A mass balance approach has been taken to develop simple plant growth models based on the key reactions for biomass production (photosynthesis, photorespiration and dark respiration) and other important related phenomena (light interception, etc.). We focus on maintaining model simplicity while capturing the main dynamical features of growth, so as to improve the model's predictive ability and to allow for an efficient controller to be built. Mass balance equations on biomass, carbon dioxide, oxygen and water have been derived. Reaction kinetics were selected based on plant physiology, standard biochemical reaction knowledge, and a mathematical analysis of terms.
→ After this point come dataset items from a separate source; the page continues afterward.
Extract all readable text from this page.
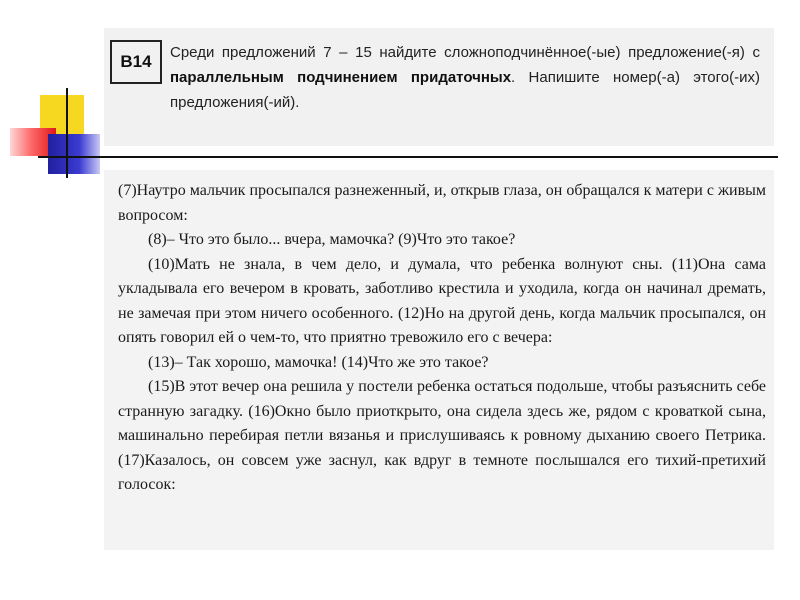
B14	Среди предложений 7 – 15 найдите сложноподчинённое(-ые) предложение(-я) с параллельным подчинением придаточных. Напишите номер(-а) этого(-их) предложения(-ий).

(7)Наутро мальчик просыпался разнеженный, и, открыв глаза, он обращался к матери с живым вопросом:

(8)– Что это было... вчера, мамочка? (9)Что это такое?

(10)Мать не знала, в чем дело, и думала, что ребенка волнуют сны. (11)Она сама укладывала его вечером в кровать, заботливо крестила и уходила, когда он начинал дремать, не замечая при этом ничего особенного. (12)Но на другой день, когда мальчик просыпался, он опять говорил ей о чем-то, что приятно тревожило его с вечера:

(13)– Так хорошо, мамочка! (14)Что же это такое?

(15)В этот вечер она решила у постели ребенка остаться подольше, чтобы разъяснить себе странную загадку. (16)Окно было приоткрыто, она сидела здесь же, рядом с кроваткой сына, машинально перебирая петли вязанья и прислушиваясь к ровному дыханию своего Петрика. (17)Казалось, он совсем уже заснул, как вдруг в темноте послышался его тихий-претихий голосок:
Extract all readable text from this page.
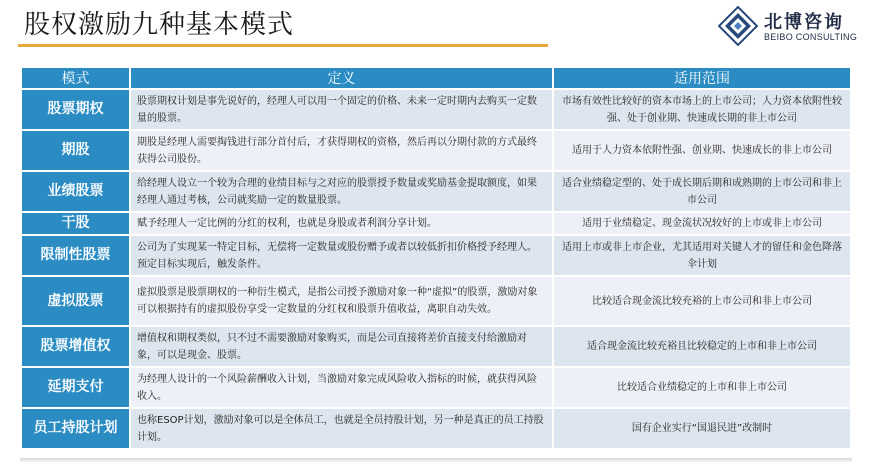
股权激励九种基本模式	北博咨询
BEIBO CONSULTING
模式	定义	适用范围
股票期权	股票期权计划是事先说好的，经理人可以用一个固定的价格、未来一定时期内去购买一定数量的股票。	市场有效性比较好的资本市场上的上市公司；人力资本依附性较强、处于创业期、快速成长期的非上市公司
期股	期股是经理人需要掏钱进行部分首付后，才获得期权的资格，然后再以分期付款的方式最终获得公司股份。	适用于人力资本依附性强、创业期、快速成长的非上市公司
业绩股票	给经理人设立一个较为合理的业绩目标与之对应的股票授予数量或奖励基金提取额度，如果经理人通过考核，公司就奖励一定的数量股票。	适合业绩稳定型的、处于成长期后期和成熟期的上市公司和非上市公司
干股	赋予经理人一定比例的分红的权利，也就是身股或者利润分享计划。	适用于业绩稳定、现金流状况较好的上市或非上市公司
限制性股票	公司为了实现某一特定目标，无偿将一定数量或股份赠予或者以较低折扣价格授予经理人。预定目标实现后，触发条件。	适用上市或非上市企业，尤其适用对关键人才的留任和金色降落伞计划
虚拟股票	虚拟股票是股票期权的一种衍生模式，是指公司授予激励对象一种“虚拟”的股票，激励对象可以根据持有的虚拟股份享受一定数量的分红权和股票升值收益，离职自动失效。	比较适合现金流比较充裕的上市公司和非上市公司
股票增值权	增值权和期权类似，只不过不需要激励对象购买，而是公司直接将差价直接支付给激励对象，可以是现金、股票。	适合现金流比较充裕且比较稳定的上市和非上市公司
延期支付	为经理人设计的一个风险薪酬收入计划，当激励对象完成风险收入指标的时候，就获得风险收入。	比较适合业绩稳定的上市和非上市公司
员工持股计划	也称ESOP计划，激励对象可以是全体员工，也就是全员持股计划，另一种是真正的员工持股计划。	国有企业实行“国退民进”改制时
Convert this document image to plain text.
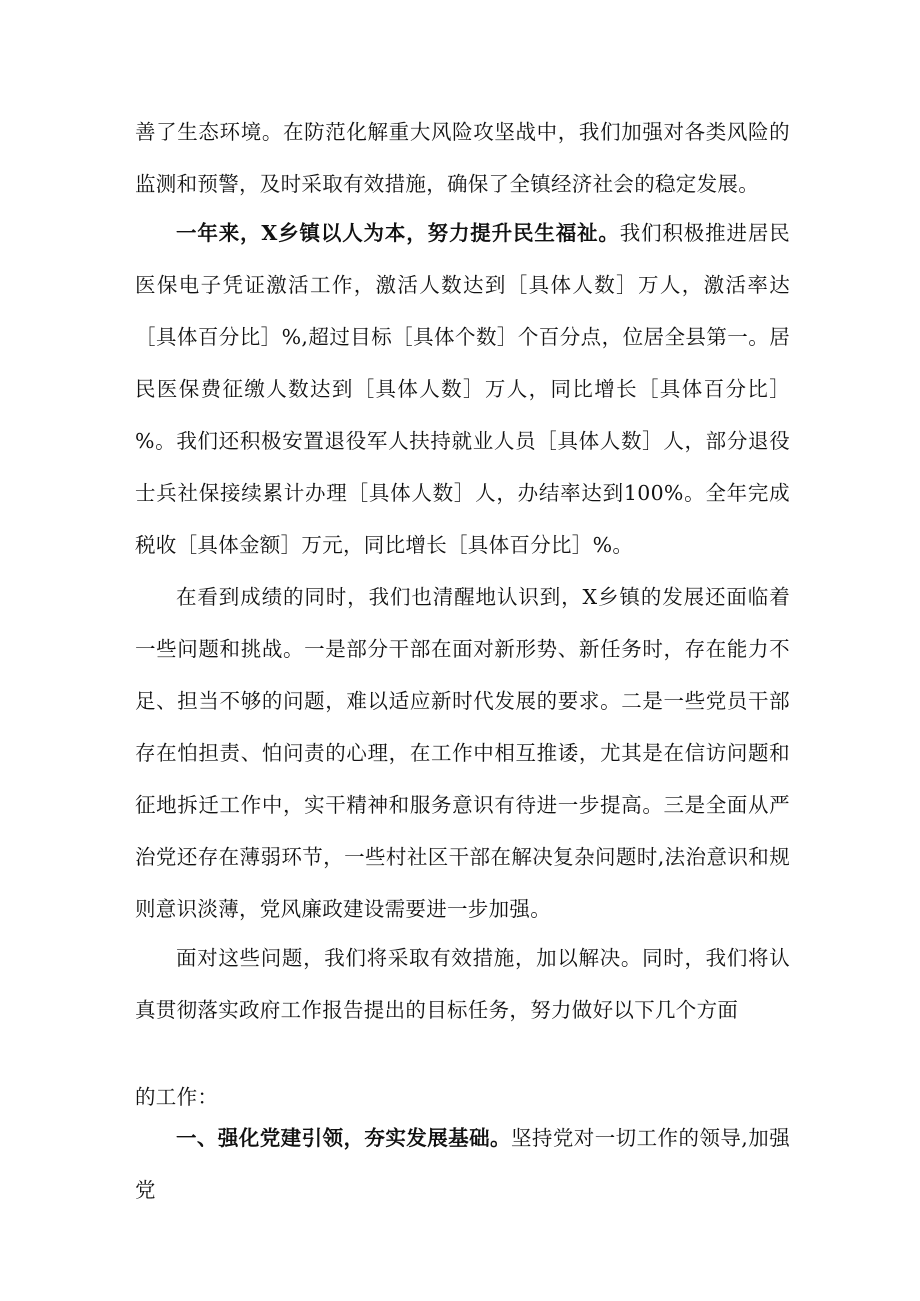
善了生态环境。在防范化解重大风险攻坚战中，我们加强对各类风险的监测和预警，及时采取有效措施，确保了全镇经济社会的稳定发展。

一年来，X乡镇以人为本，努力提升民生福祉。我们积极推进居民医保电子凭证激活工作，激活人数达到［具体人数］万人，激活率达［具体百分比］%,超过目标［具体个数］个百分点，位居全县第一。居民医保费征缴人数达到［具体人数］万人，同比增长［具体百分比］%。我们还积极安置退役军人扶持就业人员［具体人数］人，部分退役士兵社保接续累计办理［具体人数］人，办结率达到100%。全年完成税收［具体金额］万元，同比增长［具体百分比］%。

在看到成绩的同时，我们也清醒地认识到，X乡镇的发展还面临着一些问题和挑战。一是部分干部在面对新形势、新任务时，存在能力不足、担当不够的问题，难以适应新时代发展的要求。二是一些党员干部存在怕担责、怕问责的心理，在工作中相互推诿，尤其是在信访问题和征地拆迁工作中，实干精神和服务意识有待进一步提高。三是全面从严治党还存在薄弱环节，一些村社区干部在解决复杂问题时,法治意识和规则意识淡薄，党风廉政建设需要进一步加强。

面对这些问题，我们将采取有效措施，加以解决。同时，我们将认真贯彻落实政府工作报告提出的目标任务，努力做好以下几个方面

的工作：

一、强化党建引领，夯实发展基础。坚持党对一切工作的领导,加强党
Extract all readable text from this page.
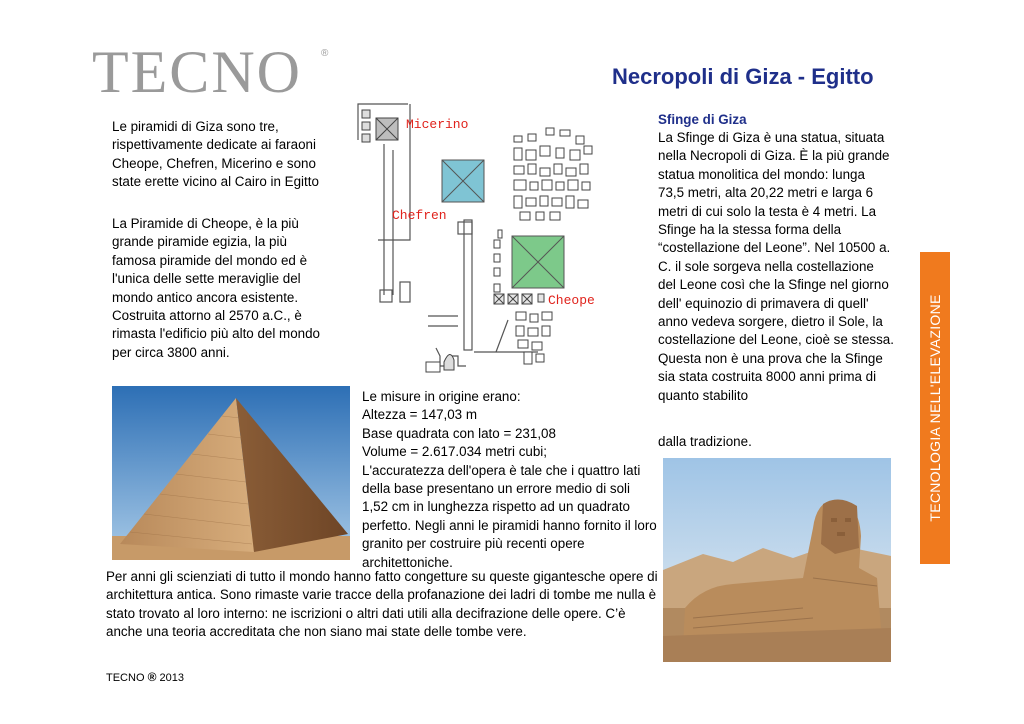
TECNO ®
Necropoli di Giza - Egitto
Le piramidi di Giza sono tre, rispettivamente dedicate ai faraoni Cheope, Chefren, Micerino e sono state erette vicino al Cairo in Egitto
La Piramide di Cheope, è la più grande piramide egizia, la più famosa piramide del mondo ed è l'unica delle sette meraviglie del mondo antico ancora esistente. Costruita attorno al 2570 a.C., è rimasta l'edificio più alto del mondo per circa 3800 anni.
Micerino
Chefren
Cheope
Le misure in origine erano:
Altezza = 147,03 m
Base quadrata con lato = 231,08
Volume = 2.617.034 metri cubi;
L'accuratezza dell'opera è tale che i quattro lati della base presentano un errore medio di soli 1,52 cm in lunghezza rispetto ad un quadrato perfetto. Negli anni le piramidi hanno fornito il loro granito per costruire più recenti opere architettoniche.
Per anni gli scienziati di tutto il mondo hanno fatto congetture su queste gigantesche opere di architettura antica. Sono rimaste varie tracce della profanazione dei ladri di tombe me nulla è stato trovato al loro interno: ne iscrizioni o altri dati utili alla decifrazione delle opere. C’è anche una teoria accreditata che non siano mai state delle tombe vere.
Sfinge di Giza
La Sfinge di Giza è una statua, situata nella Necropoli di Giza. È la più grande statua monolitica del mondo: lunga 73,5 metri, alta 20,22 metri e larga 6 metri di cui solo la testa è 4 metri. La Sfinge ha la stessa forma della “costellazione del Leone”. Nel 10500 a. C. il sole sorgeva nella costellazione del Leone così che la Sfinge nel giorno dell' equinozio di primavera di quell' anno vedeva sorgere, dietro il Sole, la costellazione del Leone, cioè se stessa. Questa non è una prova che la Sfinge sia stata costruita 8000 anni prima di quanto stabilito
dalla tradizione.	TECNOLOGIA NELL'ELEVAZIONE
TECNO ® 2013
The simplified representation of plant metabolism led to some errors in the prediction of important fluxes (most notably oxygen). However, this was corrected by separating the model into several phases of growth (developmental stages) with transition times between stages linked to measurable data. This allowed the changing metabolism to be represented without adding unnecessary complexity. The model was tested on beet and lettuce data. The results show a good prediction of biomass, carbon dioxide, oxygen and water. The next important step in model development should be to consider biomass partitioning, however data on biomass development with time is required before this goal can be realized.